Inside the Ethereum KeyStore File (1/2): Generation and encryption

Ethereum uses KeyStore files as the way to identify an account holder. By entering the password they originally chose when the file was created, a user authenticates themselves and gains access to the account. So how is a KeyStore file actually generated, and what kind of encryption keeps the underlying private key safe? Let’s walk through it.

What a KeyStore file is

What we ultimately need is the private key.

An Ethereum KeyStore file is an encrypted version of an Ethereum private key. It serves as the means by which an account holder authenticates themselves, and it’s used to sign transactions.

You could, of course, use the private key directly. After all, what comes out at the end of decryption is the private key itself. But handling sensitive, unencrypted material directly is fragile — there are many ways for it to leak.

If a private key is stolen, the attacker gains complete control over the account, which is why most wallet applications and websites discourage using one directly.

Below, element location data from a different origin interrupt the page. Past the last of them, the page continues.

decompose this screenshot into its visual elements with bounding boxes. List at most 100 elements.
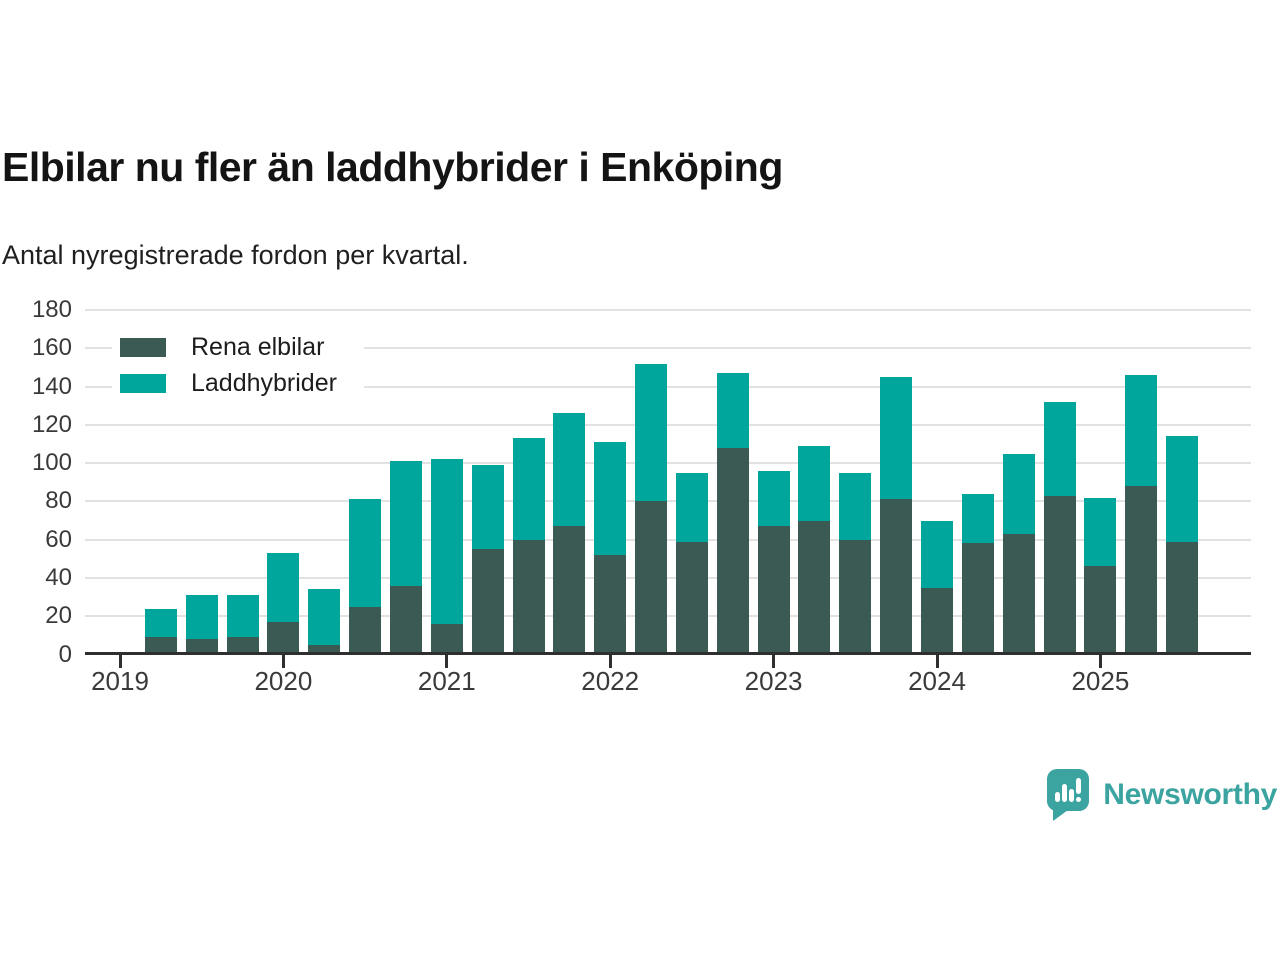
x-axis-tick-2019 bbox=[118, 655, 122, 668]
x-axis-tick-2023 bbox=[772, 655, 776, 668]
legend-label: Rena elbilar bbox=[191, 332, 325, 361]
bar-laddhybrider-2021-q3 bbox=[512, 438, 545, 540]
bar-rena-elbilar-2025-q1 bbox=[1084, 566, 1117, 655]
bar-rena-elbilar-2019-q3 bbox=[185, 639, 218, 655]
bar-rena-elbilar-2024-q3 bbox=[1002, 533, 1035, 655]
bar-laddhybrider-2023-q1 bbox=[757, 470, 790, 527]
bar-laddhybrider-2025-q3 bbox=[1166, 436, 1199, 542]
x-axis-line bbox=[85, 652, 1251, 655]
brand-name: Newsworthy bbox=[1103, 778, 1277, 811]
bar-laddhybrider-2019-q3 bbox=[185, 595, 218, 640]
y-axis-label: 100 bbox=[31, 449, 72, 477]
bar-rena-elbilar-2021-q4 bbox=[553, 526, 586, 655]
newsworthy-logo-icon bbox=[1047, 769, 1090, 821]
bar-laddhybrider-2023-q3 bbox=[839, 472, 872, 540]
y-axis-label: 80 bbox=[45, 487, 72, 515]
y-axis-label: 20 bbox=[45, 602, 72, 630]
bar-rena-elbilar-2022-q3 bbox=[675, 541, 708, 655]
bar-laddhybrider-2024-q3 bbox=[1002, 453, 1035, 534]
y-axis-label: 140 bbox=[31, 372, 72, 400]
bar-rena-elbilar-2023-q4 bbox=[880, 499, 913, 655]
chart-title: Elbilar nu fler än laddhybrider i Enköpi… bbox=[2, 144, 783, 190]
bar-laddhybrider-2022-q2 bbox=[635, 363, 668, 502]
bar-laddhybrider-2019-q4 bbox=[226, 595, 259, 638]
bar-rena-elbilar-2024-q4 bbox=[1043, 495, 1076, 655]
legend-item-laddhybrider: Laddhybrider bbox=[120, 367, 364, 399]
gridline-y-180 bbox=[85, 309, 1251, 311]
bar-rena-elbilar-2019-q2 bbox=[144, 637, 177, 655]
bar-laddhybrider-2020-q4 bbox=[389, 461, 422, 586]
gridline-y-80 bbox=[85, 500, 1251, 503]
legend-item-rena-elbilar: Rena elbilar bbox=[120, 331, 364, 363]
x-axis-label-2022: 2022 bbox=[581, 666, 640, 696]
bar-laddhybrider-2022-q3 bbox=[675, 472, 708, 542]
gridline-y-60 bbox=[85, 538, 1251, 541]
bar-laddhybrider-2024-q2 bbox=[961, 493, 994, 544]
x-axis-label-2020: 2020 bbox=[254, 666, 313, 696]
gridline-y-160 bbox=[85, 347, 1251, 350]
bar-laddhybrider-2024-q1 bbox=[921, 520, 953, 588]
bar-rena-elbilar-2021-q3 bbox=[512, 539, 545, 655]
bar-rena-elbilar-2023-q1 bbox=[757, 526, 790, 655]
bar-rena-elbilar-2021-q1 bbox=[430, 623, 463, 655]
bar-laddhybrider-2021-q1 bbox=[430, 459, 463, 624]
bar-rena-elbilar-2025-q3 bbox=[1166, 541, 1199, 655]
x-axis-label-2019: 2019 bbox=[91, 666, 149, 696]
bar-rena-elbilar-2022-q4 bbox=[716, 447, 749, 655]
x-axis-label-2024: 2024 bbox=[908, 666, 966, 696]
bar-laddhybrider-2025-q1 bbox=[1084, 497, 1117, 567]
bar-laddhybrider-2020-q2 bbox=[308, 589, 341, 645]
bar-laddhybrider-2020-q3 bbox=[349, 499, 382, 607]
bar-laddhybrider-2022-q4 bbox=[716, 373, 749, 448]
x-axis-tick-2025 bbox=[1098, 655, 1102, 668]
y-axis-label: 0 bbox=[58, 640, 72, 668]
bar-laddhybrider-2023-q4 bbox=[880, 376, 913, 500]
bar-rena-elbilar-2019-q4 bbox=[226, 637, 259, 655]
bar-rena-elbilar-2022-q1 bbox=[594, 554, 627, 655]
gridline-y-100 bbox=[85, 462, 1251, 465]
legend-label: Laddhybrider bbox=[191, 368, 337, 397]
bar-laddhybrider-2021-q4 bbox=[553, 413, 586, 527]
y-axis-label: 120 bbox=[31, 410, 72, 438]
bar-rena-elbilar-2022-q2 bbox=[635, 501, 668, 655]
bar-laddhybrider-2021-q2 bbox=[471, 465, 504, 550]
bar-rena-elbilar-2021-q2 bbox=[471, 549, 504, 655]
bar-rena-elbilar-2023-q3 bbox=[839, 539, 872, 655]
bar-rena-elbilar-2020-q4 bbox=[389, 585, 422, 655]
bar-laddhybrider-2020-q1 bbox=[267, 553, 300, 622]
y-axis-label: 180 bbox=[31, 296, 72, 323]
bar-rena-elbilar-2023-q2 bbox=[798, 520, 831, 655]
x-axis-tick-2022 bbox=[608, 655, 612, 668]
legend-swatch-laddhybrider bbox=[120, 373, 166, 393]
x-axis-label-2021: 2021 bbox=[417, 666, 476, 696]
bar-laddhybrider-2019-q2 bbox=[144, 608, 177, 638]
x-axis-label-2025: 2025 bbox=[1071, 666, 1130, 696]
x-axis-tick-2024 bbox=[935, 655, 939, 668]
bar-laddhybrider-2023-q2 bbox=[798, 445, 831, 521]
gridline-y-20 bbox=[85, 615, 1251, 618]
gridline-y-40 bbox=[85, 576, 1251, 579]
bar-laddhybrider-2022-q1 bbox=[594, 442, 627, 555]
gridline-y-140 bbox=[85, 385, 1251, 388]
newsworthy-branding: Newsworthy bbox=[1044, 767, 1277, 823]
y-axis-label: 160 bbox=[31, 334, 72, 362]
bar-rena-elbilar-2024-q1 bbox=[921, 587, 953, 655]
bar-rena-elbilar-2025-q2 bbox=[1125, 486, 1158, 655]
y-axis-label: 60 bbox=[45, 525, 72, 553]
x-axis-label-2023: 2023 bbox=[744, 666, 803, 696]
bar-rena-elbilar-2020-q3 bbox=[349, 606, 382, 655]
bar-laddhybrider-2025-q2 bbox=[1125, 375, 1158, 487]
gridline-y-120 bbox=[85, 423, 1251, 426]
x-axis-tick-2020 bbox=[281, 655, 285, 668]
bar-rena-elbilar-2020-q1 bbox=[267, 621, 300, 655]
chart-legend: Rena elbilar Laddhybrider bbox=[112, 329, 364, 401]
bar-rena-elbilar-2024-q2 bbox=[961, 543, 994, 655]
bar-laddhybrider-2024-q4 bbox=[1043, 401, 1076, 496]
y-axis-label: 40 bbox=[45, 563, 72, 591]
x-axis-tick-2021 bbox=[445, 655, 449, 668]
legend-swatch-rena-elbilar bbox=[120, 337, 166, 357]
chart-subtitle: Antal nyregistrerade fordon per kvartal. bbox=[2, 240, 469, 270]
bar-rena-elbilar-2020-q2 bbox=[308, 644, 341, 655]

This is why KeyStore files exist. Think of a KeyStore file as an encrypted private key. With it, you get both security and usability — the proverbial two birds with one stone.

• Security: an attacker would also have to figure out the password
• Usability: users carry around a KeyStore file plus a password instead of a long, raw private key string

In short, an Ethereum KeyStore file is an encrypted form of the private key, and it lets users transact without ever exposing the raw key.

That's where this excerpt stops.